From highest to lowest:

  • Supreme Court
  • Federal Court of Appeal
  • Federal Court

Below this, the path depends on the nature of the case. For the path of a patent application, see the Amazon example below.

Example case: Amazon's 1-click

Amazon applied for a patent on 1-click shopping in Canada in 1998. As of November 2010, the approval of this application is still pending, subject to ongoing court cases.

Decision making entities are in bold:

  • 1998-09-11: Amazon submits its application
  • 2004-06-01: the patent examiner rejects the application
  • 2009-03-04: the Patent Review Panel (of the patent office?) upholds the rejection
    • Note: the Commissioner of Patents accepted the panel's findings and the panel's "reasons" thus become also the Commissioners "reasons"
  • 2010-10-14: the Federal Court rules that the rejection was not valid (see Amazon v.
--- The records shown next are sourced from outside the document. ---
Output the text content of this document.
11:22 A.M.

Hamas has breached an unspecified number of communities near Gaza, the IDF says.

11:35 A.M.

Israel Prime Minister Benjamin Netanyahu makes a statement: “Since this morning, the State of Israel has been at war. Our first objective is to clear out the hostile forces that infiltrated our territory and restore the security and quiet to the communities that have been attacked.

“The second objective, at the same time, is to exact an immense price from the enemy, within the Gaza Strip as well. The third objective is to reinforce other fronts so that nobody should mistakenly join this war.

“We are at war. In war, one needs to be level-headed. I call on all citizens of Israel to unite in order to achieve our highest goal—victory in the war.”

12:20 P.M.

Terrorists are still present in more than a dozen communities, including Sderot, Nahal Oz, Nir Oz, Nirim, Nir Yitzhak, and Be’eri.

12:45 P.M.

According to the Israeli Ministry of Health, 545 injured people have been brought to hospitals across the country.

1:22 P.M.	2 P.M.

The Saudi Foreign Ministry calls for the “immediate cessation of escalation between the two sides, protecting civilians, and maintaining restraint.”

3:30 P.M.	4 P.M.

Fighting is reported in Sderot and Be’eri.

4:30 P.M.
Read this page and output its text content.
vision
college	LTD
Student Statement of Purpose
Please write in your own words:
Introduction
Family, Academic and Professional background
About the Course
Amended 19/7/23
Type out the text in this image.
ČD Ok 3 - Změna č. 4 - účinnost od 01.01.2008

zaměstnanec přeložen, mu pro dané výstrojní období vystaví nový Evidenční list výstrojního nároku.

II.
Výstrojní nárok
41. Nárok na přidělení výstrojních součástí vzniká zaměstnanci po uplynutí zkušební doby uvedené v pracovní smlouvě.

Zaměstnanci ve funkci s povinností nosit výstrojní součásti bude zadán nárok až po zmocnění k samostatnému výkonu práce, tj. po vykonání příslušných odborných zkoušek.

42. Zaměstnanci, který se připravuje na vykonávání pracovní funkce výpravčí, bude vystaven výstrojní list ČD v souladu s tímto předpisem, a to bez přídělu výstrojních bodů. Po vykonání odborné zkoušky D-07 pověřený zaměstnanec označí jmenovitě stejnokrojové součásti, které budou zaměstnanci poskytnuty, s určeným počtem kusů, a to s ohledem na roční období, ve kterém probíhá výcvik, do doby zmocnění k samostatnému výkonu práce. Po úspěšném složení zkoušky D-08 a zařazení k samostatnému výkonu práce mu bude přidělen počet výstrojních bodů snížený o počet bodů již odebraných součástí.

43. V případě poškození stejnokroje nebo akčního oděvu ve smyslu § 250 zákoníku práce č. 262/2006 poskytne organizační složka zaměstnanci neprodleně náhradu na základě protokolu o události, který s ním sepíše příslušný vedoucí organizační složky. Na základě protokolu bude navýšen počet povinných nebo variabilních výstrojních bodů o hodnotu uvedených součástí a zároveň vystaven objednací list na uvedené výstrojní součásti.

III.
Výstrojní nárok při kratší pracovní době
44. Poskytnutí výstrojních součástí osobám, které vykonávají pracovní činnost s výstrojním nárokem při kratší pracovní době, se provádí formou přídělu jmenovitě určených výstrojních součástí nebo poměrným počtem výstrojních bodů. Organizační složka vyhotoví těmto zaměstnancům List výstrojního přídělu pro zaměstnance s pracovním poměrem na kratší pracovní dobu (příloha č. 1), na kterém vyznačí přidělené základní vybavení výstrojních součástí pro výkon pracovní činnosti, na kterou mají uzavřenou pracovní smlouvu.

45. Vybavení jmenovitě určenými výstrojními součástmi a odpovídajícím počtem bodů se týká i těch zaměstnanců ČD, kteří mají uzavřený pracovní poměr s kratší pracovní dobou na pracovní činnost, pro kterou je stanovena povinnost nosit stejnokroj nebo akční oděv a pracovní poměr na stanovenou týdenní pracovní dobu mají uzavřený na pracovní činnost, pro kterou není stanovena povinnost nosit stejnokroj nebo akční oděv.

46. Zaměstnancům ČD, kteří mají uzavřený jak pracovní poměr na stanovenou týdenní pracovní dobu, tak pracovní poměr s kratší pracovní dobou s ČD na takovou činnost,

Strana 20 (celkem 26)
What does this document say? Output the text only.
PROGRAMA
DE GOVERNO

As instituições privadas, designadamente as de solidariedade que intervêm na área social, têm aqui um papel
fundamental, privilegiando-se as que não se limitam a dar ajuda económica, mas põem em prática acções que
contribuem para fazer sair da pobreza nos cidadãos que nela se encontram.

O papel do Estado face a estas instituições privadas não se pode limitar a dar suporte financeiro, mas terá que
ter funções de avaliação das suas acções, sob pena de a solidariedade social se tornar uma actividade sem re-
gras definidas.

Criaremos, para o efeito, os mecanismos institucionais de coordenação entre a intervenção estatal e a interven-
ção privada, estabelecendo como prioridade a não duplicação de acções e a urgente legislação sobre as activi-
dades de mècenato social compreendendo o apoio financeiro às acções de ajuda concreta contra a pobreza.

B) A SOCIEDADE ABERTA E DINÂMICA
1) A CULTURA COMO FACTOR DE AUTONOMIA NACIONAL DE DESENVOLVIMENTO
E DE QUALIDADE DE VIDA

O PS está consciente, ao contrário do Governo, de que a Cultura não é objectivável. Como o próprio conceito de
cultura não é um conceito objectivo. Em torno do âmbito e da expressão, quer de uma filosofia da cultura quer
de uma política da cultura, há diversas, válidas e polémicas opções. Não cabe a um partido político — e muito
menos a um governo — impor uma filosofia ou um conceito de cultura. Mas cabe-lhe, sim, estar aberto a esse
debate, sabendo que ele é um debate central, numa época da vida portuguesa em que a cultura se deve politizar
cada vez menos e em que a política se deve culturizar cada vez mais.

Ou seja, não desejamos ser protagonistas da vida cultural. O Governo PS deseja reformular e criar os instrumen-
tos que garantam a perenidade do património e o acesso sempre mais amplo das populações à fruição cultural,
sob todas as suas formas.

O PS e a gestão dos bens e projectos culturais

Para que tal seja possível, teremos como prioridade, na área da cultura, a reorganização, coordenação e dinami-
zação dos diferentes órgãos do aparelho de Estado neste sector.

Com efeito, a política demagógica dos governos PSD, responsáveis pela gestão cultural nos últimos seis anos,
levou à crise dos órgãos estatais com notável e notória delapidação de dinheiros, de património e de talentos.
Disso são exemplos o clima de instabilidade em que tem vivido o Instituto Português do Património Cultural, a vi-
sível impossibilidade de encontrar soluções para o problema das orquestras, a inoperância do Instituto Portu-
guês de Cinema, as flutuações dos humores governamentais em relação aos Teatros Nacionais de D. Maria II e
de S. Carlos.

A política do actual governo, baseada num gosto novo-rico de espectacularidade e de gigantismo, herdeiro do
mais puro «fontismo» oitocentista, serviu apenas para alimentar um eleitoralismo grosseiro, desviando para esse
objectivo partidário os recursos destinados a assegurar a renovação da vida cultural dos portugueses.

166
Commissioner of Patents (2010, Canada))
    • Terminology: that was "an appeal of a decision by the Commissioner of Patents" but the court does not have "appeal" in its name
  • 2010-11-15: an appeal is lodged at the Federal Court of Appeals[1]

Note: unusual delays

The decision of the Federal Court notes that the 6-year span between application and rejection was unusually long because the application was amended multiple times, and the 5-year wait for a decision from the Patent Review Panel was unusually long because two members of the panel retired and the case had to be heard a second time.